Oliver Tarney's 'A Prayer of Saint Richard of Chichester'

A Prayer of Saint Richard of Chichester 

The prayer of St Richard of Chichester is possibly the most famous thing about this man who, after difficult formative years (his parents both dying young), went on to be a chancellor of Oxford University and Bishop of Chichester.

I was drawn to this text for a number of reasons. First, the location of the premiere in Worcester College chapel made a connection with Oxford University irresistible. I have always been struck by the text since singing Martin How’s charming setting of the modernised words, Day by day. I remember with fondness that we used to sing it frequently in my parish choir in Morecambe. My setting of the piece was first performed in a remembrance-tide concert marking 100 years since the start of World War 1. I have always thought of these words as a statement of discipleship, which I found to be a powerful idea to explore within this context.

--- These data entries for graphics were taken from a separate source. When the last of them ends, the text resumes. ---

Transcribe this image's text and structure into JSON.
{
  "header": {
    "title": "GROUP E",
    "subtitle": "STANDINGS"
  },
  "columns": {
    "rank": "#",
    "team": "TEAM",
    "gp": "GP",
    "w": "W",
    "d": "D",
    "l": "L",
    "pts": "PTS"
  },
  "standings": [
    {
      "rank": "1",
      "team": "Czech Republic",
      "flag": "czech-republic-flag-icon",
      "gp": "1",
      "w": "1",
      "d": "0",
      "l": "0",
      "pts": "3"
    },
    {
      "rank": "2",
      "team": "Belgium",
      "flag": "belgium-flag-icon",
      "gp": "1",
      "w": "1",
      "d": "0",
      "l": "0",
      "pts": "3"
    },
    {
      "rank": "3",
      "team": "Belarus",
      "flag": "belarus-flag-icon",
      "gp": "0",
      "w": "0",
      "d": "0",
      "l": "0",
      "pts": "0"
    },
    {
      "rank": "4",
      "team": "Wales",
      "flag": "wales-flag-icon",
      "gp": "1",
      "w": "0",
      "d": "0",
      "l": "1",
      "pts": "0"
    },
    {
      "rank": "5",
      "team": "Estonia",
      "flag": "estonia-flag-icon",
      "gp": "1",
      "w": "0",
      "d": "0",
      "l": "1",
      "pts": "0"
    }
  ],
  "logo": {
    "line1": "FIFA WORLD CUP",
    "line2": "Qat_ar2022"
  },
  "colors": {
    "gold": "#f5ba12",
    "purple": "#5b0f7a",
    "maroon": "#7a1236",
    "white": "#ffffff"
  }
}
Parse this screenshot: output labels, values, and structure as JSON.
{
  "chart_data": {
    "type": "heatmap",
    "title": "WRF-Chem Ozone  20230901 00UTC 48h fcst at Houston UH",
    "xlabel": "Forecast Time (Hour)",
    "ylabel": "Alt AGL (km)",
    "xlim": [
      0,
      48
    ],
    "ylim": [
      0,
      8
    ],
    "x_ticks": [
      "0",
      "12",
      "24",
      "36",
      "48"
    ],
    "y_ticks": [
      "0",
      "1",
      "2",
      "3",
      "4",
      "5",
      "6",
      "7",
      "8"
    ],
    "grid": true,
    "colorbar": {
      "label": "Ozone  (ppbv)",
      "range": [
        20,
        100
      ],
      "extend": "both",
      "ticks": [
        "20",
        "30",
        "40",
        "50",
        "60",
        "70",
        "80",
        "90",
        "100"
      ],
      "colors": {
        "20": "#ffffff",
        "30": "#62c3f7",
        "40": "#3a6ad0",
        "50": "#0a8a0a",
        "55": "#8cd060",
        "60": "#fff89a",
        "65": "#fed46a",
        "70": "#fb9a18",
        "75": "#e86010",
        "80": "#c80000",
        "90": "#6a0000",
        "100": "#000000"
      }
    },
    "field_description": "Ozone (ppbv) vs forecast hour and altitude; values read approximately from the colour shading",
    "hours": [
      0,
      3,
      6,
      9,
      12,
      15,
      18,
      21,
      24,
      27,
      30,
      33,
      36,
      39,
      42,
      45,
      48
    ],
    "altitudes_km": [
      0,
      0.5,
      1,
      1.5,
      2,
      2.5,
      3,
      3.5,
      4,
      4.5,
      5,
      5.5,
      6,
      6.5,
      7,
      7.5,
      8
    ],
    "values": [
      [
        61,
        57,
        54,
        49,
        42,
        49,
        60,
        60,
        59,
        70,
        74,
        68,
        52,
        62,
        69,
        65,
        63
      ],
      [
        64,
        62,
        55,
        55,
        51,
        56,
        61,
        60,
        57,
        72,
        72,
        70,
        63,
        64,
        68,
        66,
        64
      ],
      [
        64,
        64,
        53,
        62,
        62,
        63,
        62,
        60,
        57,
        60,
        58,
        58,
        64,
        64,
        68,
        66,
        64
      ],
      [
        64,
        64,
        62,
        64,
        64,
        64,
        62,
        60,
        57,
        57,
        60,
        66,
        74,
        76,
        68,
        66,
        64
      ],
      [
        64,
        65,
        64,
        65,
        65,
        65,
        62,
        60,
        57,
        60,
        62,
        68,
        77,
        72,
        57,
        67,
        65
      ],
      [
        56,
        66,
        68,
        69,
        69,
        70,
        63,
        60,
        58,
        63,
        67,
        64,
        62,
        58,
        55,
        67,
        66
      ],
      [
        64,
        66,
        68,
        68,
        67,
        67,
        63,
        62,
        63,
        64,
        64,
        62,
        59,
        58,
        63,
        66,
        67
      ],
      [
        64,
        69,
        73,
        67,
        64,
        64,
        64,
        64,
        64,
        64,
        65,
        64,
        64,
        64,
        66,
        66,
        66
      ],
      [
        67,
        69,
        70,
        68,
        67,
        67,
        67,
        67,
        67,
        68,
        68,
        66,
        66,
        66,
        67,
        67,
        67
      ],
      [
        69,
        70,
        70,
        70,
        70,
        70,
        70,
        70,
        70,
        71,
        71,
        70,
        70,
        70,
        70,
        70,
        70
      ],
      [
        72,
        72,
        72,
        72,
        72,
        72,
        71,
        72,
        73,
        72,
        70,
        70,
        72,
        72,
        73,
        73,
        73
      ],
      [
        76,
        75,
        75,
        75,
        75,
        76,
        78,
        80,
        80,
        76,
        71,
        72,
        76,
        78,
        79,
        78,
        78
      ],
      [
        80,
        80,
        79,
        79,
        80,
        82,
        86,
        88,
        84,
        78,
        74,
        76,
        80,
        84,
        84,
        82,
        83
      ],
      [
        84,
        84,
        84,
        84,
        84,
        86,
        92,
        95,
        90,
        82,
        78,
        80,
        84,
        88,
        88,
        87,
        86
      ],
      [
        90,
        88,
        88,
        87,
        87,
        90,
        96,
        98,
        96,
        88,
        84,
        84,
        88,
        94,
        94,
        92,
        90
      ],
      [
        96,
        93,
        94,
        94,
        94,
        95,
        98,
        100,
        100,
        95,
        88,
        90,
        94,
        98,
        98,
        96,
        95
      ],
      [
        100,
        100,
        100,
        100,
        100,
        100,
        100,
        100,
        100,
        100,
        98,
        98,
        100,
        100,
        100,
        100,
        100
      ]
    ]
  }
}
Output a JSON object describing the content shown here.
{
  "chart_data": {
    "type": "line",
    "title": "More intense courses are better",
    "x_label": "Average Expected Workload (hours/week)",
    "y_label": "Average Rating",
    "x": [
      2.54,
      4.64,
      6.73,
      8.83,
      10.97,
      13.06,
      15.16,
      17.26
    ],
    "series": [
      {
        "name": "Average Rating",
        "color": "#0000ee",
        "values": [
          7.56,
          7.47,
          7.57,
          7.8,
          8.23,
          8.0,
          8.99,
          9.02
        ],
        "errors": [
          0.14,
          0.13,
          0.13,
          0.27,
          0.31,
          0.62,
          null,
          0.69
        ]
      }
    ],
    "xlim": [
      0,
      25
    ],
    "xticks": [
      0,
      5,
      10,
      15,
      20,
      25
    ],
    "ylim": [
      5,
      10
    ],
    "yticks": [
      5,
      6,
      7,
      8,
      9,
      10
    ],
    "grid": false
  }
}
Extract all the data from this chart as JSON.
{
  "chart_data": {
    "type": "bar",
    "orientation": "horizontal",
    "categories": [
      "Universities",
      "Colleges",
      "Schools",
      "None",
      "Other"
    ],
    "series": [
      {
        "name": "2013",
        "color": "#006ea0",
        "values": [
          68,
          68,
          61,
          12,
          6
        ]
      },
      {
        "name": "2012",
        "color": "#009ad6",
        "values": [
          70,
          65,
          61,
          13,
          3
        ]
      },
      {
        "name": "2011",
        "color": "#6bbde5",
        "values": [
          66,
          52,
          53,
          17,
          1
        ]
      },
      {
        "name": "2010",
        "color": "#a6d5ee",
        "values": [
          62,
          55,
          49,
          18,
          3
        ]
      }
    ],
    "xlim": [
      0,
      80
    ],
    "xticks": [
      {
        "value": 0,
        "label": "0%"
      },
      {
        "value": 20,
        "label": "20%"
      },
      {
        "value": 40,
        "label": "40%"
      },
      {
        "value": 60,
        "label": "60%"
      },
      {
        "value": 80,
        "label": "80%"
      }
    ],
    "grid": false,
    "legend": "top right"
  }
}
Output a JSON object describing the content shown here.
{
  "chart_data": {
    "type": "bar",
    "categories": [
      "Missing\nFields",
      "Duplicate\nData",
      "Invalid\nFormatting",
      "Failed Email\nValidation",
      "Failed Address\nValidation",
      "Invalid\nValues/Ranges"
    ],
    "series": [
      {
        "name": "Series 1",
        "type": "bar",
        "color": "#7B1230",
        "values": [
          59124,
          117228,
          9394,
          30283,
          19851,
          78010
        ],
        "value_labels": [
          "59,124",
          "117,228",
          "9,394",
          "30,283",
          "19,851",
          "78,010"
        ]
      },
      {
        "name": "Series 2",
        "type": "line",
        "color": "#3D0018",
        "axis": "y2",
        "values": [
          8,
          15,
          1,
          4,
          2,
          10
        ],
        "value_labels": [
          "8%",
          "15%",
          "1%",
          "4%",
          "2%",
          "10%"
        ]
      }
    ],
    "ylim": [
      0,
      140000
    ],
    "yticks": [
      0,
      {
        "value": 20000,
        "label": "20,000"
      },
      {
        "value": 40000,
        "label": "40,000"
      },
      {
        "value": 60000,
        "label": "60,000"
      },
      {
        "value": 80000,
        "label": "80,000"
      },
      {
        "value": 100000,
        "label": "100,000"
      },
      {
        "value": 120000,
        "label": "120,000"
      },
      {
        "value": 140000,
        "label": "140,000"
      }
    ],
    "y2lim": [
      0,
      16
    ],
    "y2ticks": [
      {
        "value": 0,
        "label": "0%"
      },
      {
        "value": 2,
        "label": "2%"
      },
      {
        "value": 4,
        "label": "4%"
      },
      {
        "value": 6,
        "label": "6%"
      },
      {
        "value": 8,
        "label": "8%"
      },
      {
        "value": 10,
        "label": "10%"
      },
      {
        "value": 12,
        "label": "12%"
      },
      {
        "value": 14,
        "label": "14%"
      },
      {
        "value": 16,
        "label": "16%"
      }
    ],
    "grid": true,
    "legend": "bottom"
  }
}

The piece starts as though it was already going on when we joined it: as if opening a door on the dying Richard’s bed chamber, with all the great and the good standing about, and he prayed:

Gratias tibi ago, Domine Jesu Christe,
de omnibus beneficiis quae mihi praestitisti;
pro poenis et opprobriis, quae pro me pertulisti;
propter quae planctus ille lamentabilis vere tibi competebat.
Non est dolor similis sicut dolor meus.

[I thank you, Lord Jesus Christ, for all the blessings you have shown me;
for the punishment and reproach you endured for me;
on account of which that lamentable cry was yours:
“There is no sorrow like my sorrow.”]

The standard English version is:

Thanks be to Thee, my Lord Jesus Christ
For all the benefits Thou hast given me,
For all the pains and insults Thou hast borne for me.
O most merciful Redeemer, friend and brother,

May I know Thee more clearly,
Love Thee more dearly,
Follow Thee more nearly.

This triplet at the end (the most well-known bit) seems to have been crafted anonymously some time after, and so seemed problematic. However, I chose to imagine that as Richard lay dying on April 3rd 1253, this triplet was not spoken by him, but was Heaven’s song reaching out to greet him (almost like the ‘Holy, Holy, Holy’ of the Sanctus). This is why these words are sung by distant, ‘Heavenly’ voices of a quartet who often sing short fragments heard intermittently, and often seem at variance with the main choir. I have likened it to an old radio, sitting in the corner of a room, occasionally crackling into life with the sounds of a distant world.

The words that Richard is said to have uttered on his death bed are more gritty than the modernised version I remember from childhood. They speak of pain and sacrifice, and I felt it important to reflect this. The piece ends as illusively as it beginnings, with a single note fading to nothing, as though we close the door of the bed-chamber again on that scene of transcendence, faith, and true discipleship.


Oliver Tarney is one of Sansara's Associate Composers.